Surprisingly, perhaps, the most common silly decision that I see in super-fit, highly competitive triathletes is ignoring the first rule above and tapering too often – there is no point in tapering for every event that you do throughout the season – assuming that you will race upwards of 4 events in a year. If you taper for every single event that you plan to race, then you never end up building on your fitness throughout the season. Pick your 2/3 A races for the year and taper properly for them. Your B races may have a slight drop off, but not the same as your A races. C category races are training events. Go and race them, but don’t expect PB’s or fantastic times, look for something more internal – technical, emotional or strategy based.

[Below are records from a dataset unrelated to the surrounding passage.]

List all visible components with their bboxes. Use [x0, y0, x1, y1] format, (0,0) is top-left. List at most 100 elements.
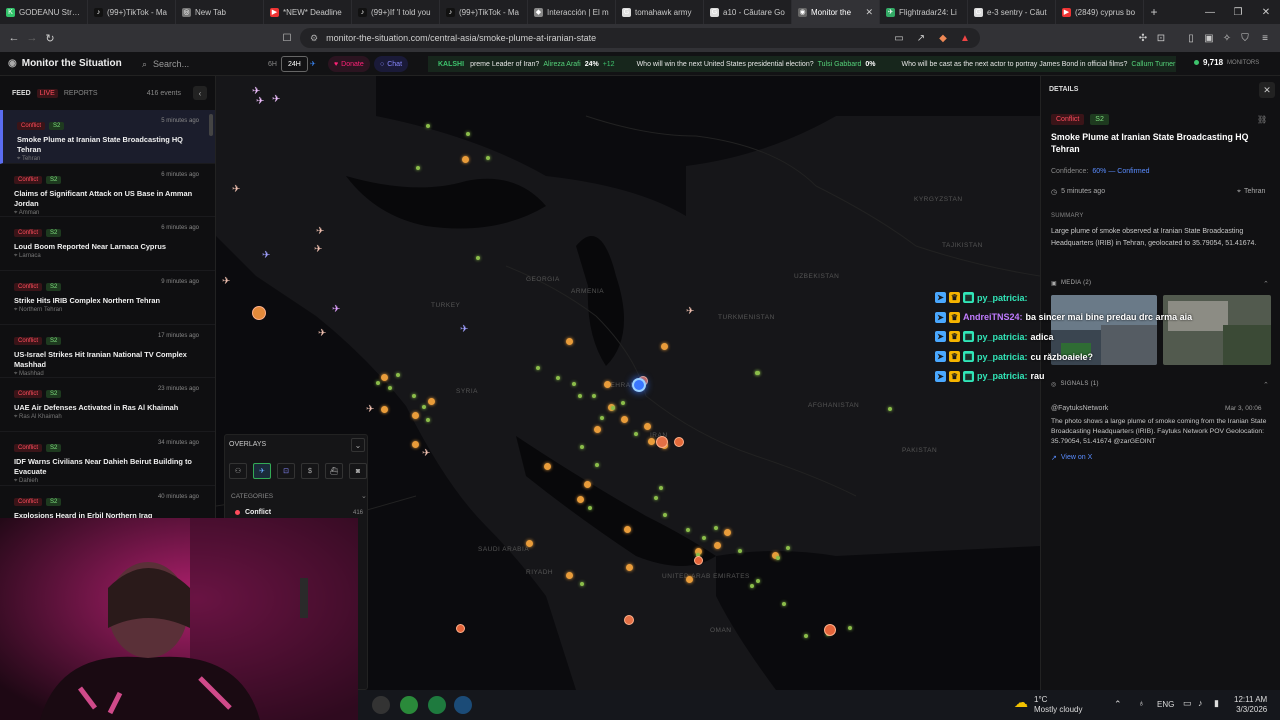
- map-event-marker[interactable]: [412, 394, 416, 398]
- map-event-marker[interactable]: [804, 634, 808, 638]
- chat-button[interactable]: ○ Chat: [374, 56, 409, 72]
- browser-tab[interactable]: Gtomahawk army: [616, 0, 704, 24]
- people-overlay-icon[interactable]: ⚇: [229, 463, 247, 479]
- ticker-item[interactable]: Who will win the next United States pres…: [637, 61, 880, 68]
- browser-tab[interactable]: ♪ (99+)TikTok - Ma: [88, 0, 176, 24]
- map-event-marker[interactable]: [750, 584, 754, 588]
- map-event-marker[interactable]: [466, 132, 470, 136]
- map-event-marker[interactable]: [462, 156, 469, 163]
- selected-event-marker[interactable]: [632, 378, 646, 392]
- clock-widget[interactable]: 12:11 AM 3/3/2026: [1234, 695, 1267, 715]
- sidebar-icon[interactable]: ▯: [1182, 28, 1200, 48]
- aircraft-icon[interactable]: ✈: [232, 184, 240, 195]
- map-event-marker[interactable]: [580, 445, 584, 449]
- cast-icon[interactable]: ▭: [890, 28, 908, 48]
- map-event-marker[interactable]: [888, 407, 892, 411]
- map-event-marker[interactable]: [626, 564, 633, 571]
- map-event-marker[interactable]: [714, 526, 718, 530]
- map-event-marker[interactable]: [600, 416, 604, 420]
- aircraft-icon[interactable]: ✈: [262, 250, 270, 261]
- feed-item[interactable]: Conflict S2 40 minutes ago Explosions Hea…: [0, 486, 215, 520]
- map-event-marker[interactable]: [659, 486, 663, 490]
- map-event-marker[interactable]: [381, 374, 388, 381]
- url-field[interactable]: ⚙ monitor-the-situation.com/central-asia…: [300, 28, 980, 48]
- app-icon[interactable]: [428, 696, 446, 714]
- weather-widget[interactable]: 1°C Mostly cloudy: [1034, 695, 1082, 715]
- map-event-marker[interactable]: [663, 513, 667, 517]
- range-6h-button[interactable]: 6H: [262, 56, 283, 72]
- map-event-marker[interactable]: [388, 386, 392, 390]
- map-event-marker[interactable]: [756, 579, 760, 583]
- ticker-item[interactable]: preme Leader of Iran? Alireza Arafi 24% +12: [470, 61, 615, 68]
- map-event-marker[interactable]: [786, 546, 790, 550]
- ships-overlay-icon[interactable]: ⛴: [325, 463, 343, 479]
- aircraft-icon[interactable]: ✈: [422, 448, 430, 459]
- map-event-marker[interactable]: [724, 529, 731, 536]
- map-event-marker[interactable]: [776, 556, 780, 560]
- feed-scrollbar[interactable]: [209, 114, 213, 136]
- aircraft-icon[interactable]: ✈: [314, 244, 322, 255]
- close-details-icon[interactable]: ✕: [1259, 82, 1275, 98]
- restore-icon[interactable]: ❐: [1224, 0, 1252, 24]
- map-event-marker[interactable]: [412, 441, 419, 448]
- language-indicator[interactable]: ENG: [1157, 700, 1174, 709]
- map-event-marker[interactable]: [577, 496, 584, 503]
- ai-icon[interactable]: ✧: [1218, 28, 1236, 48]
- map-cluster-marker[interactable]: [456, 624, 465, 633]
- collapse-feed-icon[interactable]: ‹: [193, 86, 207, 100]
- map-event-marker[interactable]: [580, 582, 584, 586]
- map-event-marker[interactable]: [422, 405, 426, 409]
- wallet-icon[interactable]: ▣: [1200, 28, 1218, 48]
- aircraft-icon[interactable]: ✈: [256, 96, 264, 107]
- browser-tab[interactable]: ▶ *NEW* Deadline: [264, 0, 352, 24]
- menu-icon[interactable]: ≡: [1256, 28, 1274, 48]
- tray-overflow-icon[interactable]: ⌃: [1114, 699, 1122, 710]
- map-event-marker[interactable]: [526, 540, 533, 547]
- map-event-marker[interactable]: [644, 423, 651, 430]
- browser-tab[interactable]: ▶ (2849) cyprus bo: [1056, 0, 1144, 24]
- signal-author[interactable]: @FaytuksNetwork: [1051, 405, 1108, 412]
- aircraft-icon[interactable]: ✈: [272, 94, 280, 105]
- steam-icon[interactable]: [454, 696, 472, 714]
- map-event-marker[interactable]: [476, 256, 480, 260]
- extensions-puzzle-icon[interactable]: ✣: [1134, 28, 1152, 48]
- map-event-marker[interactable]: [592, 394, 596, 398]
- reload-icon[interactable]: ↻: [40, 28, 60, 48]
- aircraft-icon[interactable]: ✈: [332, 304, 340, 315]
- feed-item[interactable]: Conflict S2 34 minutes ago IDF Warns Civi…: [0, 432, 215, 486]
- map-event-marker[interactable]: [782, 602, 786, 606]
- map-event-marker[interactable]: [755, 371, 759, 375]
- browser-tab[interactable]: ✈ Flightradar24: Li: [880, 0, 968, 24]
- extension-icon[interactable]: ◆: [934, 28, 952, 48]
- xbox-icon[interactable]: [400, 696, 418, 714]
- feed-item[interactable]: Conflict S2 23 minutes ago UAE Air Defens…: [0, 378, 215, 433]
- search-input[interactable]: ⌕ Search...: [136, 55, 254, 73]
- map-event-marker[interactable]: [654, 496, 658, 500]
- map-event-marker[interactable]: [588, 506, 592, 510]
- map-event-marker[interactable]: [572, 382, 576, 386]
- map-event-marker[interactable]: [416, 166, 420, 170]
- map-event-marker[interactable]: [702, 536, 706, 540]
- site-info-icon[interactable]: ⚙: [310, 33, 318, 44]
- browser-tab[interactable]: ♪ (99+)TikTok - Ma: [440, 0, 528, 24]
- media-section-header[interactable]: ▣ MEDIA (2): [1051, 280, 1091, 287]
- map-event-marker[interactable]: [634, 432, 638, 436]
- browser-tab[interactable]: Ge-3 sentry - Căut: [968, 0, 1056, 24]
- map-event-marker[interactable]: [611, 406, 615, 410]
- obs-icon[interactable]: [372, 696, 390, 714]
- flights-overlay-icon[interactable]: ✈: [253, 463, 271, 479]
- view-on-x-link[interactable]: ↗ View on X: [1051, 454, 1092, 462]
- ticker-item[interactable]: Who will be cast as the next actor to po…: [901, 61, 1176, 68]
- map-cluster-marker[interactable]: [656, 436, 668, 448]
- lock-overlay-icon[interactable]: ⊡: [277, 463, 295, 479]
- vpn-icon[interactable]: ▲: [956, 28, 974, 48]
- map-cluster-marker[interactable]: [824, 624, 836, 636]
- map-cluster-marker[interactable]: [624, 615, 634, 625]
- browser-tab[interactable]: ♪ (99+)If 'I told you: [352, 0, 440, 24]
- feed-item[interactable]: Conflict S2 17 minutes ago US-Israel Stri…: [0, 325, 215, 379]
- bookmark-icon[interactable]: ☐: [278, 28, 296, 48]
- map-event-marker[interactable]: [621, 401, 625, 405]
- back-icon[interactable]: ←: [4, 28, 24, 48]
- category-conflict[interactable]: Conflict 416: [235, 509, 363, 516]
- aircraft-icon[interactable]: ✈: [366, 404, 374, 415]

On the flipside of the coin, under-tapering occurs when athletes fail to taper long enough to exploit the full performance benefit of freshening. This is especially common in new athletes who are nervous about dropping fitness leading into the event. This attitude is especially damaging during late race week when it becomes important to drop training load below the athlete’s chronic training load to allow supercompensation of glycogen stores to occur. Put more simply, in the last 72 hours pre-race, you want to be making deposits into your body’s glycogen account, not withdrawals.


As you peak, decrease your overall volume. If you have been doing 3 hr rides and 4x 400 meters running on the track do 90 minutes in the saddle, and 2 or 3x300m intervals. You want to stay fresh and sharp but not worn down. Workouts should be short and sweet. They might burn but you should recover fast. By maintaining or even increasing your intensity, your body thinks that training is still on full blast and your body will continue to adapt full blast. But… you have decreased the volume and by the time it realizes that you have actually done less your body has over compensated and your flying. Further hone this adaptation with race specific workouts in a race specific environment and you will be more ready on race day than you ever imagined.
While this decreased training time will be nice you should still treat yourself well. Treat yourself like your still training hard. Get that recovery drink even if you feel you don’t need it. Get plenty of sleep and keep up on stretching, etc…
The other item you will need to keep busy is your brain. Don’t think too much. Go over the race plan, make sure the tires on the bike are in good shape and just go. You have done this in training so you can do it in the race. Remember there is not much you can do to get faster in the week or three before the big race but you can do everything to blow it. So stay the course. Take care. Eat the extra pasta. Skip the morning swim if your feeling tired. And don’t be afraid to light it up a few times. Show your stuff, whether in a race or a short hard work out with the training partners. You have been looking at your heart rate and power meter all season staying in “your zone”. Time to see how far you can push yourself!

Peaking for an event optimally remains an art form, trying out the suggestions above might afford you a significant leg up on your competition. It’s not always the fittest athlete who wins.